Blogs > Cliopatria > war is a force that we can measure

Sep 1, 2005 4:44 pm

war is a force that we can measure

The true hero [of war] ... is force. Force employed by man.... To define force -- it is that x that turns anybody who is subjected to it into a thing. Exercised to the limit, it turns man into a thing in the most literal sense: it makes a corpse out of him. Somebody was here, and the next minute there is nobody here at all....

Simone Weil,"The Iliad, or the Poem of Force," 1945.

Suppose war is about force, and force is that power to reduce the subject to an object. We could then measure force and also the ability to wage war; similarly, we could as historians retrospectively measure the force exerted in war. We might then fruitfully compare wars on a common, definite basis.

For example, the U.S. had a military of about 12.1 million at peak mobilization for World War II, in 1945. We could consider this number as a crude measure of the ability to apply force. If we consider it that, then we see that the U.S. had slightly less military force at its disposal than the Soviet Union (12.5 million) and about twice as much as the next-largest military, which was Japan (6.1 million).

This measure of force on the field tells us a lot about who we might expect to win a war. It doesn't tell us much about how hard it is for a given society to field that force. But we can, however crudely, measure that too.

The Soviet military in 1945 represented 7% of the population; the U.S. military represented 9% of the population. It represented a larger proportionate sacrifice for the Americans to put that many men in the field. (The Japanese military, half the size of the American, represented about 8% of the population; the British, 10%.)

On this basis, we can compare the intensity of war mobilization across wars, too. The U.S. has never mobilized as high a share of its population for war as it did in 1945, nor even close. In 1865 the U.S. had about 3% of its population in uniform, and 1918 was about the same. Mobilization for Korea in 1952 was about 2.3% of Americans in uniform. For Vietnam, in 1968 when the U.S. had 3.6 million military personnel, it represented about 1.8% of the population.

For most of the peacetime cold war, the military represented between about 1 and 1.5% of the population.

The U.S. fought the Spanish-American War and the Mexican War with militaries amounting to about .3% of the population.

If at present the U.S. military is about 1.5 million strong (which makes it the second-largest in the world, after only China) it represents about .5% of the population.

In terms of relative mobilization, then, the demands of the present war look much more like those of the Spanish-American or Mexican Wars than like World War II.

As I said at the outset, this exercise provides you only with a basis for comparison. It does not tell you what conclusions to draw. I can imagine an argument that runs, we are not devoting sufficient resources to the present war, given the stakes. But that is probably not the only argument one could make.

At any rate it is probably a useful exercise to try thinking in fairly stringent terms when constructing historical analogies and drawing lessons. Anyone wishing to engage in such an exercise might consult the Correlates of War databases, as I did for this post.

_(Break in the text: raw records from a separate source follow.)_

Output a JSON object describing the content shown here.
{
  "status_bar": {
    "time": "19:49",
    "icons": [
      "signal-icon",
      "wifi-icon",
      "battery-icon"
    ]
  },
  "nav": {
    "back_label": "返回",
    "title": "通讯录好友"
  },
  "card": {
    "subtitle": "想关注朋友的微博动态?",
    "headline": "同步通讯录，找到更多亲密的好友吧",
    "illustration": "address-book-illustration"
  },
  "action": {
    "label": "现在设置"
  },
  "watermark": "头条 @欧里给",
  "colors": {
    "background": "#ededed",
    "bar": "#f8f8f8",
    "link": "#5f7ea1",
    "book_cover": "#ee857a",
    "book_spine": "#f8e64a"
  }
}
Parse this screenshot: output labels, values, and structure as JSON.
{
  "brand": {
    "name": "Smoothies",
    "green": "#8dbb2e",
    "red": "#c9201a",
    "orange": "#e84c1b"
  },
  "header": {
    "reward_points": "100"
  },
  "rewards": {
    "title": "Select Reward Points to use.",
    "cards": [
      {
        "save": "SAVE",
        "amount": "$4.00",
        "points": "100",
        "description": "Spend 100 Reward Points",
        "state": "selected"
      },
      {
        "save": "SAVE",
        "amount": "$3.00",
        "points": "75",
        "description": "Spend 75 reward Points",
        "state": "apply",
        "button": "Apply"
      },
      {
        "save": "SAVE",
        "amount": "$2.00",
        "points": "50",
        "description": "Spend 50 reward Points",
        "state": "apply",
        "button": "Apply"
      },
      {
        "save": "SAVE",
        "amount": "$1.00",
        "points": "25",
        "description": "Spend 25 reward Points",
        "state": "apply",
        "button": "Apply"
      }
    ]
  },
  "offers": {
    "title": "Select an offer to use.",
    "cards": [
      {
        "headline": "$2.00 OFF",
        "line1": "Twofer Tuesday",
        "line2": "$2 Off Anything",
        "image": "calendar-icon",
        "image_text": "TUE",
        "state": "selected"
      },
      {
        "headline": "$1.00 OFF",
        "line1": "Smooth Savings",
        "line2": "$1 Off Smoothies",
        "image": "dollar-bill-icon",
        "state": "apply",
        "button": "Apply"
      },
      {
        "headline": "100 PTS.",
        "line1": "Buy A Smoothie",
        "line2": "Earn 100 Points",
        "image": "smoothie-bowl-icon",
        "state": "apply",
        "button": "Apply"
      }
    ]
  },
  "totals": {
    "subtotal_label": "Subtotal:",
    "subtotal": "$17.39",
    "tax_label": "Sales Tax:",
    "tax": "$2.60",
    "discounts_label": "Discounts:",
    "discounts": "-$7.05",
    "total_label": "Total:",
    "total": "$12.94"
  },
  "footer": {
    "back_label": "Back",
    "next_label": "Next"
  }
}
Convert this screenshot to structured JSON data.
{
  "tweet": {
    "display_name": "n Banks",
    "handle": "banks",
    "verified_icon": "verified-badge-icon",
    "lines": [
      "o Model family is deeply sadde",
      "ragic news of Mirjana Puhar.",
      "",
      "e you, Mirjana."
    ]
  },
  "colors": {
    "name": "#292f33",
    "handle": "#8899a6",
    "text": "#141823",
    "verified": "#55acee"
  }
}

Further note: Numbers of men mobilized is only, as I say, a crude measure. One might also look at the cost per soldier, or percent of GDP spent. It might be possible to calculate relative cost of war as percentage of GDP if we could be sure what the cost of this war is, but it is notoriously difficult to pin down the amount being spent at the moment. Moreover the cost of wars in economic terms have long-term ramifications. The well-known exercise by Claudia Goldin and Frank D. Lewis on"The Economic Cost of the American Civil War" is a good example of how difficult this can be to calculate. (JSTOR link)

The quotation from Weil comes from the translation by Mary McCarthy as printed in War and the Iliad by Simone Weil and Rachel Bespaloff (New York Review Books, 2005), 3.